Faute de quoi, la question de l’altérité demeure refoulée. C’est là un enjeu ultime car, finalement, toute famille est confrontée à cette tâche qui consiste à rendre compatible la différence (des sexes, des âges et des désirs) avec la similitude. Cette tâche a bien sûr une signification éthique et politique. Celle d’une lutte pour la reconnaissance (Axel Honneth) contre les pratiques familiales humiliantes qui n’autorisent pas l’autre à exister (vie familiale stigmatisant ou invisibilisant l’homosexualité de l’un de ses membres)?; lutte contre les dominations indues et pour la revendication des droits reconnaissant que chacun en famille peut être aussi sujet de droit (statut juridique du beau-parent?; droit notarial entre conjoints de même sexe, droit de garde ou de visite, etc.)?; lutte de résistance au mépris social qui stigmatise certaines formes de vie familiale, notamment homoparentale mais aussi monoparentale ou immigrée.
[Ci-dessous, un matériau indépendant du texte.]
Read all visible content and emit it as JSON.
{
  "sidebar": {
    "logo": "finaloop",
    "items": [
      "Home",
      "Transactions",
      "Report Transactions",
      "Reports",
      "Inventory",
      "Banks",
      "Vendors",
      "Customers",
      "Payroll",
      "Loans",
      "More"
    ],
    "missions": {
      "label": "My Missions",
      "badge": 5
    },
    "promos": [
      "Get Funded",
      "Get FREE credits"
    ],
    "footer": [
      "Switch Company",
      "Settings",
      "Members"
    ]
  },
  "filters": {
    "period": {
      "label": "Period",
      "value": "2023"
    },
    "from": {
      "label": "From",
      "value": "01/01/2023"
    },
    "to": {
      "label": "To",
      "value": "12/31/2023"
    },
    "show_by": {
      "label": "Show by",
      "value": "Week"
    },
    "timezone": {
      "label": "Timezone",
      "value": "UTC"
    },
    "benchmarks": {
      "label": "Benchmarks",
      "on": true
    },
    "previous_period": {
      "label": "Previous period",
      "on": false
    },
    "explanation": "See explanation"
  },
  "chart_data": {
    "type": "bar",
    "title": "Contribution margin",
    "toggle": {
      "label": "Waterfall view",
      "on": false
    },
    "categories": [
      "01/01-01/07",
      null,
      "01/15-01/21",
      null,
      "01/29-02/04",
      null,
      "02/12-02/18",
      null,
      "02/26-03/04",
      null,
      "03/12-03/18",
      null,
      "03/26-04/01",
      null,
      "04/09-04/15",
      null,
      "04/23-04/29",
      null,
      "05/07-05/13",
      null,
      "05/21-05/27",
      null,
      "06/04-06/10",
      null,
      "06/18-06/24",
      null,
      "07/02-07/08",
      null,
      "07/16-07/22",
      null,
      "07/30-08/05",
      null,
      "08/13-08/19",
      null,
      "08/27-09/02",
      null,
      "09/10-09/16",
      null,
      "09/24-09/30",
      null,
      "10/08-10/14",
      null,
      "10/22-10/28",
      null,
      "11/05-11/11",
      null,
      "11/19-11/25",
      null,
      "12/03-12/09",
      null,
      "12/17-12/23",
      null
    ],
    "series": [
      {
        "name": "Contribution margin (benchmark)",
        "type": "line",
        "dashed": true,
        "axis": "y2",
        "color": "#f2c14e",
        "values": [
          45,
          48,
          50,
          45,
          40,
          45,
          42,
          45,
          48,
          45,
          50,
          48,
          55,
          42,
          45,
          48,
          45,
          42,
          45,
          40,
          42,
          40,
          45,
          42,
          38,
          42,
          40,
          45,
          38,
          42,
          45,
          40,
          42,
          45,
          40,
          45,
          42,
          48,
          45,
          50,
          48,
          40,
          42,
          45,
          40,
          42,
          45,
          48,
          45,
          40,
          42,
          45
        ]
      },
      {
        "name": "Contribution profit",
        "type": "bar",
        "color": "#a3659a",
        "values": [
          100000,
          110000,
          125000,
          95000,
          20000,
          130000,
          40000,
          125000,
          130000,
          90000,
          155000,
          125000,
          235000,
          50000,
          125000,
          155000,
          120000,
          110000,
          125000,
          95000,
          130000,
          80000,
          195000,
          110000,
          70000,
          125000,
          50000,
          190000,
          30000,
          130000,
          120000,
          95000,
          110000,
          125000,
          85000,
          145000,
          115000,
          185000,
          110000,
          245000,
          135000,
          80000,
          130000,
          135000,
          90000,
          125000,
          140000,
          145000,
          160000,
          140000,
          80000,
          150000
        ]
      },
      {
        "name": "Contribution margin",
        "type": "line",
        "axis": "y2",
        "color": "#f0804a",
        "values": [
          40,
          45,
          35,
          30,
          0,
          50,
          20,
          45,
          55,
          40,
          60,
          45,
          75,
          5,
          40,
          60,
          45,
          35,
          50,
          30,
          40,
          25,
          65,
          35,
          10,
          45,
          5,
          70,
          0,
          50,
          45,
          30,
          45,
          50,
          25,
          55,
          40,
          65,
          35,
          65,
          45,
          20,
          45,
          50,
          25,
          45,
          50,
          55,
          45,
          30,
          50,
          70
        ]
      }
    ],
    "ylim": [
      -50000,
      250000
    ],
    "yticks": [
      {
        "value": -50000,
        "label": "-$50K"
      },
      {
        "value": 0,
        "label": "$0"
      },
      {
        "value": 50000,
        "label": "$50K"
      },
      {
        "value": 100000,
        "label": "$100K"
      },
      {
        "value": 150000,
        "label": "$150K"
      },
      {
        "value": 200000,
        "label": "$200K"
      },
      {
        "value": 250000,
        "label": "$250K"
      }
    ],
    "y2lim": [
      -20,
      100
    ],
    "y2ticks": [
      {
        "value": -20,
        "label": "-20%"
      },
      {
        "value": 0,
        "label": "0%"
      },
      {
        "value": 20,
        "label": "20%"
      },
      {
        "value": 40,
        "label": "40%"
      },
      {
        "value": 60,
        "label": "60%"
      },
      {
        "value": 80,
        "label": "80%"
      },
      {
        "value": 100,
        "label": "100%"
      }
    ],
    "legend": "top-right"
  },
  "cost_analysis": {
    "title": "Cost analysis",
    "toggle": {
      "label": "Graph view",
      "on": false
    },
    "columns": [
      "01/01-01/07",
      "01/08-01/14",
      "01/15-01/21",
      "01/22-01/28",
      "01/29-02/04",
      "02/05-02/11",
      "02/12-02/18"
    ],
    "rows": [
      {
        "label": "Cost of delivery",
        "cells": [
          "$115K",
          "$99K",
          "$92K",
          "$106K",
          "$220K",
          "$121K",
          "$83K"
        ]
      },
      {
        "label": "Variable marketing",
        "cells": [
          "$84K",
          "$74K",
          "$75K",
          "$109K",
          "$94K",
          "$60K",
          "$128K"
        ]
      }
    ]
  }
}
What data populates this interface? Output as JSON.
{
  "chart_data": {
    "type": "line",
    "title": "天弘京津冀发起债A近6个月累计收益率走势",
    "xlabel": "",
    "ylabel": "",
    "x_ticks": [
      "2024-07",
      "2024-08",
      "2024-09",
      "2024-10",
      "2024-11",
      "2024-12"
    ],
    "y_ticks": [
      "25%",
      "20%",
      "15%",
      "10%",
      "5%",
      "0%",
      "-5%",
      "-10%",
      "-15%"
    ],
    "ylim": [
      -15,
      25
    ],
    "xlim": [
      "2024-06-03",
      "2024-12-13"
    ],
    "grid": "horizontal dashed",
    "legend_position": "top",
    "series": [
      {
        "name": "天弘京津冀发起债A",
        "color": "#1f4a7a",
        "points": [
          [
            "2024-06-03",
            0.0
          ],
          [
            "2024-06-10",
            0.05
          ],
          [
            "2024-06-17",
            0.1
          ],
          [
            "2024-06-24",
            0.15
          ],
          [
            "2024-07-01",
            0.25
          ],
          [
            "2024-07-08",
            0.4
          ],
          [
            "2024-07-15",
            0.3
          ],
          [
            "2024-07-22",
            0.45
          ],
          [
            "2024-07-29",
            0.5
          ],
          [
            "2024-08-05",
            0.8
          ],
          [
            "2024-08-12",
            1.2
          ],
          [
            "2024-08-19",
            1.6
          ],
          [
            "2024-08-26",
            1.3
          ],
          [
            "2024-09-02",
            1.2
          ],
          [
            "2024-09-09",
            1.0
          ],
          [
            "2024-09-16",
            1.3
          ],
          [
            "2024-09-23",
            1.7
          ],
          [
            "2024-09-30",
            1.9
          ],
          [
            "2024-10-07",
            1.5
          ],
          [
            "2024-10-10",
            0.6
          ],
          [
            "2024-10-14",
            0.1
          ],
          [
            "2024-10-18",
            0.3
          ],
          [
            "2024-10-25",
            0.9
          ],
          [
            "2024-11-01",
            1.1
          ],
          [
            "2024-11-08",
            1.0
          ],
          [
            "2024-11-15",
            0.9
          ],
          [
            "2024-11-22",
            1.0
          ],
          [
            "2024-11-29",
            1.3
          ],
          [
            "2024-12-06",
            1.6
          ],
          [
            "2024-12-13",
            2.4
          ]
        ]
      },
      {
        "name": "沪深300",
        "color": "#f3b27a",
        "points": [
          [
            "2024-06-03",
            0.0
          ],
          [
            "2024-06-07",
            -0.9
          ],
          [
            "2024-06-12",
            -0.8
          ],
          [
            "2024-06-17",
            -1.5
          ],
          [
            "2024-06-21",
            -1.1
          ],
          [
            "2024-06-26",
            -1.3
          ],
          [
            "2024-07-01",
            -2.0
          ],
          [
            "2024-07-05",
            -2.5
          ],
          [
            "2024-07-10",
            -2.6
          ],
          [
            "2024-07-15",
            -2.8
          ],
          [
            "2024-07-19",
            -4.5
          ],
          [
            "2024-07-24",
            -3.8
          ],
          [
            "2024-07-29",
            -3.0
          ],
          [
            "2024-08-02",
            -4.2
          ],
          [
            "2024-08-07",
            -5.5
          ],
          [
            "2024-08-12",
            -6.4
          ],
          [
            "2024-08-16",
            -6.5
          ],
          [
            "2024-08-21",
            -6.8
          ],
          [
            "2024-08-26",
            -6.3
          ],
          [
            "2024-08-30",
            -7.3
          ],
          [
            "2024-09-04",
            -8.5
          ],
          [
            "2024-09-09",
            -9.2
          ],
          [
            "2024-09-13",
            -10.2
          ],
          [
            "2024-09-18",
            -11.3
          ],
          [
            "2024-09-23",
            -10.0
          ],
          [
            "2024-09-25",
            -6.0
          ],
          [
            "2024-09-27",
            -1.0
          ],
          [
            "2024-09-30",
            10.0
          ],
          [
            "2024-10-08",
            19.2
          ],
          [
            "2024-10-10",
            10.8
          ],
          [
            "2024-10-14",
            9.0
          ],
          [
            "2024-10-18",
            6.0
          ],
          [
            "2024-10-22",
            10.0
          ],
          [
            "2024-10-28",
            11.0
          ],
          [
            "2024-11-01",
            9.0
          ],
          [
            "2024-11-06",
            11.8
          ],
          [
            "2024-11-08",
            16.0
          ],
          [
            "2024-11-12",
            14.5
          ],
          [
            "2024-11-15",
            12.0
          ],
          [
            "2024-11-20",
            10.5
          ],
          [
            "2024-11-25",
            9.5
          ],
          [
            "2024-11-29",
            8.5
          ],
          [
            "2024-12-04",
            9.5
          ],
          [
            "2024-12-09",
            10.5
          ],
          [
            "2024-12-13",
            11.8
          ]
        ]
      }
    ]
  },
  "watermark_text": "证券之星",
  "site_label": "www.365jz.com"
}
Toutefois, au-delà de ces enjeux et de ces luttes, la famille envisagée au prisme du genre active une interrogation originaire qu’elle déploie dans une trajectoire historique, un parcours de la reconnaissance, car on apprend à se reconnaître, tant bien que mal, d’une famille. Cette interrogation porte sur le statut de la différence, sur le retentissement de ce fond de passivité présent en toute famille qu’est l’altérité et avec lequel chacune déploie sa créativité symbolique. Prenons l’exemple de la différence des sexes, de la sexualité comme important problème philosophique.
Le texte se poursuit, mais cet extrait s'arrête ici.